July 20, 2006 — Vol. 41, No. 49

Harvard alum campaigns for Congo presidential seat

Michelle Faul

KINSHASA, Congo — Congo’s least likely presidential candidate says it’s time for Africa to let go of its gun-toting dictators and elect people who can think.

Dr. Oscar Kashala, a Harvard-educated cancer researcher and political novice, has left his laboratory in Cambridge, to hit a rocky campaign trail as his homeland emerges from what has been called “Africa’s world war.”

At a rally last weekend, Kashala belatedly kicked off his campaign for Congo’s July 30 presidential and legislative elections, despite bloody clashes with political opponents, government harassment and threats to companies that work with him.

“He is a son of Congo,” thousands of supporters sang with gusto at the rally. “He never killed; he never looted; his hands are clean.”

Kashala brushes aside criticism that he has not lived in the country he would govern for half his life. The hefty 51-year-old is counting on his frequent trips home since he moved to the United States in 1987, his history as a student activist and his many good works, building laboratories, getting donations for medical equipment and training doctors in the nation once known as Zaire.

He says Africa’s renaissance must be led by people like him and fellow Harvard alum Ellen Sirleaf Johnson, the new president of Liberia, not the gun-toting guerrillas and socialist ideologues who fought for the continent’s liberation from colonizers and dictators.

“The skills you need to do that (fight) are a very different skill set from what you need once you become free and need to develop,” Kashala said night in a recent interview with The Associated Press.

The rally earlier in the day drew more than 15,000 by a reporter’s estimate — and attracted more people than a nearby meeting for Joseph Kabila, Congo’s rebel leader who became president of a multiparty, interim government under a peace pact that ended a five-year war in 2002.

Kabila, Kashala and 31 other candidates are running for president in the country’s first such election in 45 years. If none wins an outright majority, a second round for the two front-runners was to be held within weeks.

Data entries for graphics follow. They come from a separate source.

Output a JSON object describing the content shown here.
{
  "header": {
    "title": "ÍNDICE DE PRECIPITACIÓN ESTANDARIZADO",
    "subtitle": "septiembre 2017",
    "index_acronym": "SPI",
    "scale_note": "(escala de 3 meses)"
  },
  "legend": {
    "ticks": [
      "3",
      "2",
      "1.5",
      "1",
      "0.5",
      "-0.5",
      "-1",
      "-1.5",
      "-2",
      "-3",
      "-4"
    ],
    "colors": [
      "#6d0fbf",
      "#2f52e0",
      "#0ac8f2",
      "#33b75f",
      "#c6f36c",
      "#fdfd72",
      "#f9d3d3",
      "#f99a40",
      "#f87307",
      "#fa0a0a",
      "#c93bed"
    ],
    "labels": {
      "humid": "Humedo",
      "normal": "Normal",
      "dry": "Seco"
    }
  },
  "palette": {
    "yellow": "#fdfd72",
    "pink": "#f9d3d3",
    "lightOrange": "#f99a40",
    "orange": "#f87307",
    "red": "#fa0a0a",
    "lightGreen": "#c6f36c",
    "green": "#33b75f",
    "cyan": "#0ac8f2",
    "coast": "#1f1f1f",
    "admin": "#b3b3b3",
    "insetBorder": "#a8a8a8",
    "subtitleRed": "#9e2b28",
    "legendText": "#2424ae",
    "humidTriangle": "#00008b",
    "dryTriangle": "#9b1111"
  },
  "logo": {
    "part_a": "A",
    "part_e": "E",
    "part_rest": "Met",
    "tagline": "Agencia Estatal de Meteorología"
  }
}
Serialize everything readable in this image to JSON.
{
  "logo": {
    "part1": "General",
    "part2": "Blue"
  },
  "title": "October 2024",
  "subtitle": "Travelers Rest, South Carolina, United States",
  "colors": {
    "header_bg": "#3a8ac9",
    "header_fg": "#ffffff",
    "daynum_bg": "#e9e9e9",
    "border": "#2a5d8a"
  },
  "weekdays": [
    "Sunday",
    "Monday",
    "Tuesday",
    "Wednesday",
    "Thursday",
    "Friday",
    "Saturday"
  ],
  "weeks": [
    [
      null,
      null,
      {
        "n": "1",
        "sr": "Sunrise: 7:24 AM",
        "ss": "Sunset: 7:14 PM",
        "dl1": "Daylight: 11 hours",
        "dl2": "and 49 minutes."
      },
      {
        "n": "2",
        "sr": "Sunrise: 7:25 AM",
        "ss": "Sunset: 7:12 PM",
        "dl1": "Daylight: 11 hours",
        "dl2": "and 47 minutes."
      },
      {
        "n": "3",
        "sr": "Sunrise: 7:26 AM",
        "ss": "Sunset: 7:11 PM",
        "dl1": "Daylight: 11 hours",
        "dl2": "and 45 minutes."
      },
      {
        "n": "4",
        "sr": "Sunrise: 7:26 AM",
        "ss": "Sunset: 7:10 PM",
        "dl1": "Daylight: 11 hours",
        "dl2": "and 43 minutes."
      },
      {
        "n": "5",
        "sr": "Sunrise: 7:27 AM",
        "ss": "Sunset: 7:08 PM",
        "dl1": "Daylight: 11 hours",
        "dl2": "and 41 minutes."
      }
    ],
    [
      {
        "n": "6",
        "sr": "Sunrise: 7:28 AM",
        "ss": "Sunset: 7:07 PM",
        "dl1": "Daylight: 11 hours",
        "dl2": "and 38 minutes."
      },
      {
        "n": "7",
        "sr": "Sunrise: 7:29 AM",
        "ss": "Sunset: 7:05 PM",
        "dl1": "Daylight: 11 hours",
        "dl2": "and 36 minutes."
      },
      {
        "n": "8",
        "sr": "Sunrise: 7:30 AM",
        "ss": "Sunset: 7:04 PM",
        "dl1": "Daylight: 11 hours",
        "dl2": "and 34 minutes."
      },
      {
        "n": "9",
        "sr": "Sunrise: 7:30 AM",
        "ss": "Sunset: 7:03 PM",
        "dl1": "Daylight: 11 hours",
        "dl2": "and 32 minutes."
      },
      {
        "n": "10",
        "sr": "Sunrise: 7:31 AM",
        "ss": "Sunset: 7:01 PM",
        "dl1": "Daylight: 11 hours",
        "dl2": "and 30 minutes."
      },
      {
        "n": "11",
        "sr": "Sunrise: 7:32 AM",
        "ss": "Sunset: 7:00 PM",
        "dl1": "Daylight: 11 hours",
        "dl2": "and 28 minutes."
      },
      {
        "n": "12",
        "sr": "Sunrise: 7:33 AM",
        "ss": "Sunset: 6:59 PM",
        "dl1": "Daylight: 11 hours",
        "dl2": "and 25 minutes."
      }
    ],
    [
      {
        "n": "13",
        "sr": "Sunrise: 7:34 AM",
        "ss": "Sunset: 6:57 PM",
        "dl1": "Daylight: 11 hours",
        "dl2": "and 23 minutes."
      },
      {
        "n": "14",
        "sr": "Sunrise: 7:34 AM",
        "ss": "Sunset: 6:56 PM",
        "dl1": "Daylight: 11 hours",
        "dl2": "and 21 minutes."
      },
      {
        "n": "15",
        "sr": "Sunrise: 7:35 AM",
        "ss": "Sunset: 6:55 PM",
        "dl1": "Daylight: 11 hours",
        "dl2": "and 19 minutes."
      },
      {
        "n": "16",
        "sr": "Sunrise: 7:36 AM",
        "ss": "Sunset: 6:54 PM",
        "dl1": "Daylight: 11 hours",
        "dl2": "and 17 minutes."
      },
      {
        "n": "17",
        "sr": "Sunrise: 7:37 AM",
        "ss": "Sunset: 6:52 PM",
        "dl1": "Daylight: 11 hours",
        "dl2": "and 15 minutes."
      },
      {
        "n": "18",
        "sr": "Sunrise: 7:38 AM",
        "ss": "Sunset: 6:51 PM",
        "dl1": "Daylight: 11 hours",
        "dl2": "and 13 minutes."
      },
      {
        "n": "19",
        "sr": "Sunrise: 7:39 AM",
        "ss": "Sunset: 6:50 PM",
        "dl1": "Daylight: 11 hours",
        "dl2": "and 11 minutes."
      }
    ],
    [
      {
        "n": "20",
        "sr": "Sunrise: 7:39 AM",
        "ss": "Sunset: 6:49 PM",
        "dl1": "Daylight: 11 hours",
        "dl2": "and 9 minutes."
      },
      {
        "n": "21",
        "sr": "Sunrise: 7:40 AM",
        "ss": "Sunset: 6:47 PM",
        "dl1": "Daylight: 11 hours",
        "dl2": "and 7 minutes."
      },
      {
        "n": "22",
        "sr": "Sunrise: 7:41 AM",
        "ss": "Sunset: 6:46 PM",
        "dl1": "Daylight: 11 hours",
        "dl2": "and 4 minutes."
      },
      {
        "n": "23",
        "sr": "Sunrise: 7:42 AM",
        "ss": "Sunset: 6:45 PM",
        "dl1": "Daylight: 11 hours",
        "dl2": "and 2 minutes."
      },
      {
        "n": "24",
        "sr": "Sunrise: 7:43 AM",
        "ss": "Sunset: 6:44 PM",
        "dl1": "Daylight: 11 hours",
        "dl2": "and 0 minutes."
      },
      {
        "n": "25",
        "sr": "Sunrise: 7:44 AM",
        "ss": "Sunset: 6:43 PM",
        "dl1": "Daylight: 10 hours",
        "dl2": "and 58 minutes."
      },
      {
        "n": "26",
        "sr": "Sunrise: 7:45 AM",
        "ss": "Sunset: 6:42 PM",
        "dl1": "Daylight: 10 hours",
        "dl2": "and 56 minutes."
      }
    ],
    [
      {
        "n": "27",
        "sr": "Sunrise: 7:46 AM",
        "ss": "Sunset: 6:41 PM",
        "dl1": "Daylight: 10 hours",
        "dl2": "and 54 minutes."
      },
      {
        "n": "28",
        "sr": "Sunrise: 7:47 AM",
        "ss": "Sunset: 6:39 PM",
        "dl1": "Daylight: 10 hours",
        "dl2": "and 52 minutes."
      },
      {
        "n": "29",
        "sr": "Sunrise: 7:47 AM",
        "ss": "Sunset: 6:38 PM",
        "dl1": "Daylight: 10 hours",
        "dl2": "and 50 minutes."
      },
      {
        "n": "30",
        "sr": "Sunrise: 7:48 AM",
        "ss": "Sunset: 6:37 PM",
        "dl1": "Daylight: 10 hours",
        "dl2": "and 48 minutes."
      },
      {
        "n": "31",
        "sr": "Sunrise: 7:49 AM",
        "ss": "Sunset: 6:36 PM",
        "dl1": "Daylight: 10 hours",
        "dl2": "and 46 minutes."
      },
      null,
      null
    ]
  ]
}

“There are going to be surprises,” Kashala said. “I think he (Kabila) never thought there would be a run-off election.”

Kabila took charge after his father, Laurent Kabila, was assassinated by disgruntled bodyguards in 2001. The elder Kabila led a popular rebellion to oust Mobutu Sese Seko, who had ruled since the assassination of the country’s only freely elected leader, Patrice Lumumba, a year after independence from Belgium in 1960.

The rebellion against Mobutu ballooned into a civil war that then drew eight countries into a regional battle to control Congo’s natural resources. Some 17,500 U.N. peacekeeping troops are overseeing the elections this month even as they battle restive militias in eastern Congo.

Aid groups estimate violence has killed some 4 million Congolese since 1998, mostly through strife-related disease or hunger. Suffering from extreme privation, an estimated 1,000 Congolese still die needless deaths each day.

Yet this country of 62 million, which sprawls over an area the size of Western Europe, has diamonds, gold, nearly a third of the world’s cobalt reserves and 10 percent of its copper. It also has coltan, a vital component for cell phone circuit boards.

Mobutu used those vast riches as a personal piggy bank, the warlords who took over then used them to buy arms, and now, Kashala charges, government officials “have sold this country to foreign interests.”

Kashala has an ambitious plan to revamp the economy, ensure Congo’s riches benefit its people and not a small elite and enlist the help of philanthropists like Bill Gates and Warren Buffett. Still his chances of becoming president are seen as slim.

Kashala says that’s because he has faced many attempts to stymie his campaign.

In May, security agents detained and then deported 29 South Africans and three Americans accused of plotting a coup. Kashala says they were bodyguards he hired from the South African security agency Omega. U.N. officials in Congo have questioned whether there was ever any plot.

Kashala also says a local company he contracted to provide charter planes received threats and backed out, as well as a bus company hired for last weekend’s rally. He says the government is also demanding $100,000 in taxes to import his election materials while government candidates pay no taxes.

Security is also a big issue. The rally was disrupted by a gang of stone-throwing youngsters. Kashala supporters, accusing them of being paid by Kabila, then beat them up and police fired tear gas to stop the clashes.